Without doubt, Stefanie Moshammer ranks among the most respected positions of a new generation of photographers. Her pictures move between the genre of documentation and fiction, between spontaneity and staging. Her work springs from her direct experience of the world and explores the relationship of straightforward observation and the poetry of personal impressions. The use of vivid colors, stark contrasts, unexpectedly cropped scenes, and her skill for subtle observation, is what make her photos so unmistakable.
Stefanie, for someone unfamiliar with your work, can you tell us about the artistic concerns that motivate your work/practice?
I mostly work in the field of photography and sometimes this includes the moving image. My work often contains a documentary core that is linked to the concept of fiction, offering an ambiguous convergence of representations and realities. Thereby I put myself in different places in order to observe and to allow a poetic perception to emerge and rise to the surface. It’s a mix of spontaneous situations in juxtaposition with staged photography, revealing a certain place or subject. An exploration of myths and stereotypes is also entailed which includes the uncertainty of what I am ultimately going to see.
In a time when anyone can be a photographer of sorts, photography is sometimes contested as an artistic medium. What is your response to this as someone who has made the decision to work in this medium?
I think photography can never be the same as art. Photography is a very open and direct medium, but art itself is usually very indirect. Photography only becomes art when a certain intention is associated with it. So, it's not the medium of photography that is the interpolator, but the photographer who on the basis of his or her own language functions as the art creator. This requires more than just the production of images. The images must be put into context. The image as such, without context, without discussion, is simply an image. Thus, I understand that photography has a longer way to be perceived as art.
Are there situations in which the medium is indispensable, in other words, are there ideas that can be better expressed through the use of photography rather than any other medium?
Photography can be used to get as close as possible to the actual "reality". Of course, every photograph is subjective in its own way, but there exists a predetermined backdrop that can be used. I also believe that it is easier to reach people by means of photography. Depending on the kind of photography used, I would say that most people can identify more with a photographic image. However, it is also a dangerous medium, because it is always assumed that a photograph reflects a certain truth, in the sense of "that must have occurred like this". And this is precisely what is so exciting about this medium – the artist’s manipulation and intervention of the image created by the camera.
What can we expect in your show as part of the exhibition program of the first edition of Foto Wien?

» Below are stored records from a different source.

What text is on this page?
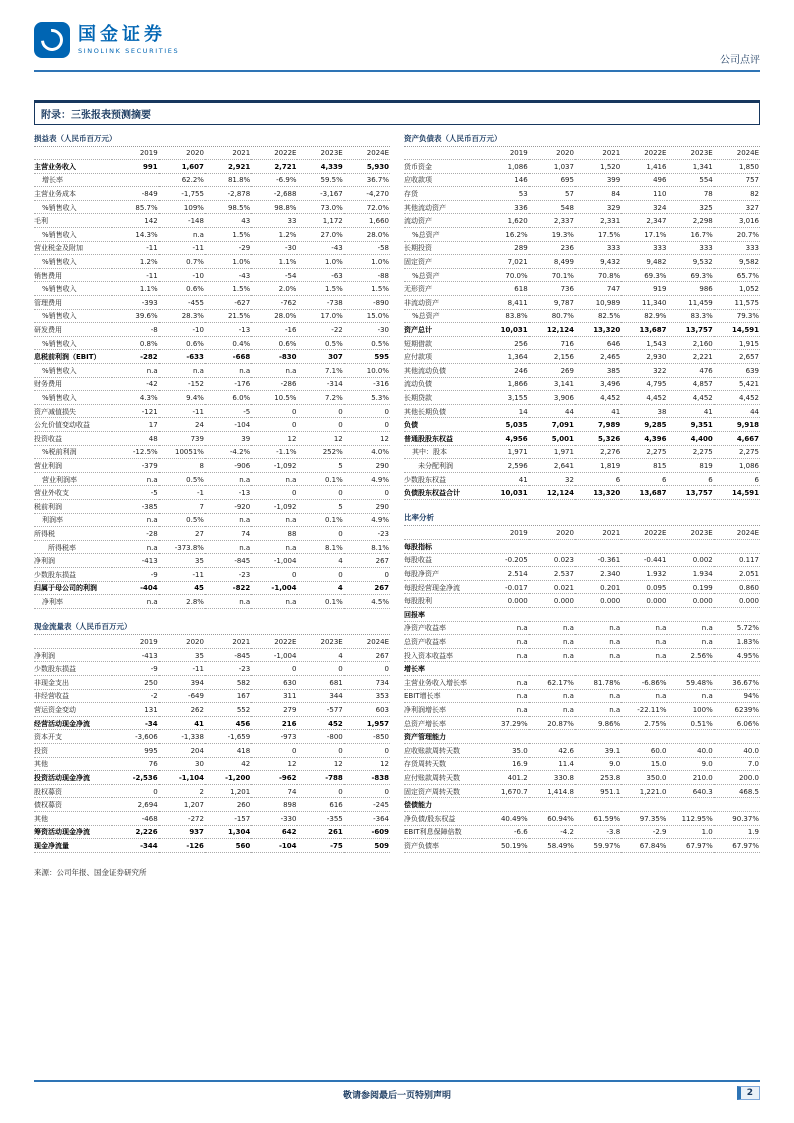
国金证券
SINOLINK SECURITIES
公司点评
附录：三张报表预测摘要
损益表（人民币百万元）
	2019	2020	2021	2022E	2023E	2024E
主营业务收入	991	1,607	2,921	2,721	4,339	5,930
增长率		62.2%	81.8%	-6.9%	59.5%	36.7%
主营业务成本	-849	-1,755	-2,878	-2,688	-3,167	-4,270
%销售收入	85.7%	109%	98.5%	98.8%	73.0%	72.0%
毛利	142	-148	43	33	1,172	1,660
%销售收入	14.3%	n.a	1.5%	1.2%	27.0%	28.0%
营业税金及附加	-11	-11	-29	-30	-43	-58
%销售收入	1.2%	0.7%	1.0%	1.1%	1.0%	1.0%
销售费用	-11	-10	-43	-54	-63	-88
%销售收入	1.1%	0.6%	1.5%	2.0%	1.5%	1.5%
管理费用	-393	-455	-627	-762	-738	-890
%销售收入	39.6%	28.3%	21.5%	28.0%	17.0%	15.0%
研发费用	-8	-10	-13	-16	-22	-30
%销售收入	0.8%	0.6%	0.4%	0.6%	0.5%	0.5%
息税前利润（EBIT）	-282	-633	-668	-830	307	595
%销售收入	n.a	n.a	n.a	n.a	7.1%	10.0%
财务费用	-42	-152	-176	-286	-314	-316
%销售收入	4.3%	9.4%	6.0%	10.5%	7.2%	5.3%
资产减值损失	-121	-11	-5	0	0	0
公允价值变动收益	17	24	-104	0	0	0
投资收益	48	739	39	12	12	12
%税前利润	-12.5%	10051%	-4.2%	-1.1%	252%	4.0%
营业利润	-379	8	-906	-1,092	5	290
营业利润率	n.a	0.5%	n.a	n.a	0.1%	4.9%
营业外收支	-5	-1	-13	0	0	0
税前利润	-385	7	-920	-1,092	5	290
利润率	n.a	0.5%	n.a	n.a	0.1%	4.9%
所得税	-28	27	74	88	0	-23
所得税率	n.a	-373.8%	n.a	n.a	8.1%	8.1%
净利润	-413	35	-845	-1,004	4	267
少数股东损益	-9	-11	-23	0	0	0
归属于母公司的利润	-404	45	-822	-1,004	4	267
净利率	n.a	2.8%	n.a	n.a	0.1%	4.5%
现金流量表（人民币百万元）
	2019	2020	2021	2022E	2023E	2024E
净利润	-413	35	-845	-1,004	4	267
少数股东损益	-9	-11	-23	0	0	0
非现金支出	250	394	582	630	681	734
非经营收益	-2	-649	167	311	344	353
营运资金变动	131	262	552	279	-577	603
经营活动现金净流	-34	41	456	216	452	1,957
资本开支	-3,606	-1,338	-1,659	-973	-800	-850
投资	995	204	418	0	0	0
其他	76	30	42	12	12	12
投资活动现金净流	-2,536	-1,104	-1,200	-962	-788	-838
股权募资	0	2	1,201	74	0	0
债权募资	2,694	1,207	260	898	616	-245
其他	-468	-272	-157	-330	-355	-364
筹资活动现金净流	2,226	937	1,304	642	261	-609
现金净流量	-344	-126	560	-104	-75	509
来源：公司年报、国金证券研究所
资产负债表（人民币百万元）
	2019	2020	2021	2022E	2023E	2024E
货币资金	1,086	1,037	1,520	1,416	1,341	1,850
应收款项	146	695	399	496	554	757
存货	53	57	84	110	78	82
其他流动资产	336	548	329	324	325	327
流动资产	1,620	2,337	2,331	2,347	2,298	3,016
%总资产	16.2%	19.3%	17.5%	17.1%	16.7%	20.7%
长期投资	289	236	333	333	333	333
固定资产	7,021	8,499	9,432	9,482	9,532	9,582
%总资产	70.0%	70.1%	70.8%	69.3%	69.3%	65.7%
无形资产	618	736	747	919	986	1,052
非流动资产	8,411	9,787	10,989	11,340	11,459	11,575
%总资产	83.8%	80.7%	82.5%	82.9%	83.3%	79.3%
资产总计	10,031	12,124	13,320	13,687	13,757	14,591
短期借款	256	716	646	1,543	2,160	1,915
应付款项	1,364	2,156	2,465	2,930	2,221	2,657
其他流动负债	246	269	385	322	476	639
流动负债	1,866	3,141	3,496	4,795	4,857	5,421
长期贷款	3,155	3,906	4,452	4,452	4,452	4,452
其他长期负债	14	44	41	38	41	44
负债	5,035	7,091	7,989	9,285	9,351	9,918
普通股股东权益	4,956	5,001	5,326	4,396	4,400	4,667
其中：股本	1,971	1,971	2,276	2,275	2,275	2,275
未分配利润	2,596	2,641	1,819	815	819	1,086
少数股东权益	41	32	6	6	6	6
负债股东权益合计	10,031	12,124	13,320	13,687	13,757	14,591
比率分析
	2019	2020	2021	2022E	2023E	2024E
每股指标						
每股收益	-0.205	0.023	-0.361	-0.441	0.002	0.117
每股净资产	2.514	2.537	2.340	1.932	1.934	2.051
每股经营现金净流	-0.017	0.021	0.201	0.095	0.199	0.860
每股股利	0.000	0.000	0.000	0.000	0.000	0.000
回报率						
净资产收益率	n.a	n.a	n.a	n.a	n.a	5.72%
总资产收益率	n.a	n.a	n.a	n.a	n.a	1.83%
投入资本收益率	n.a	n.a	n.a	n.a	2.56%	4.95%
增长率						
主营业务收入增长率	n.a	62.17%	81.78%	-6.86%	59.48%	36.67%
EBIT增长率	n.a	n.a	n.a	n.a	n.a	94%
净利润增长率	n.a	n.a	n.a	-22.11%	100%	6239%
总资产增长率	37.29%	20.87%	9.86%	2.75%	0.51%	6.06%
资产管理能力						
应收账款周转天数	35.0	42.6	39.1	60.0	40.0	40.0
存货周转天数	16.9	11.4	9.0	15.0	9.0	7.0
应付账款周转天数	401.2	330.8	253.8	350.0	210.0	200.0
固定资产周转天数	1,670.7	1,414.8	951.1	1,221.0	640.3	468.5
偿债能力						
净负债/股东权益	40.49%	60.94%	61.59%	97.35%	112.95%	90.37%
EBIT利息保障倍数	-6.6	-4.2	-3.8	-2.9	1.0	1.9
资产负债率	50.19%	58.49%	59.97%	67.84%	67.97%	67.97%
敬请参阅最后一页特别声明	2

The exhibition I Can Be Her, taking place at Collectors Agenda showroom on Franz-Josefs-Kai 3, is a very small excerpt from the workgroup by the same title. Is the result of a two-month stay in Las Vegas: a typewritten letter of 35 lines, constituting a bizarre declaration of love by a stranger named Troy. The work revolves around this letter and with it a person who both exists and doesn’t exist, it examines questions of reality and fabrication, especially as far as love is concerned, which, particularly at the beginning, has a fictitious aspect inasmuch as you invent someone in an idealized way, then gradually get to know the real person. I Can Be Her was an attempt to create a theme of of love, illusion, and the search for identity. In a way, Troy "fantasized" me in his letter and I turn it around reinventing it in another way. Nevertheless, a lot is left open for the observer.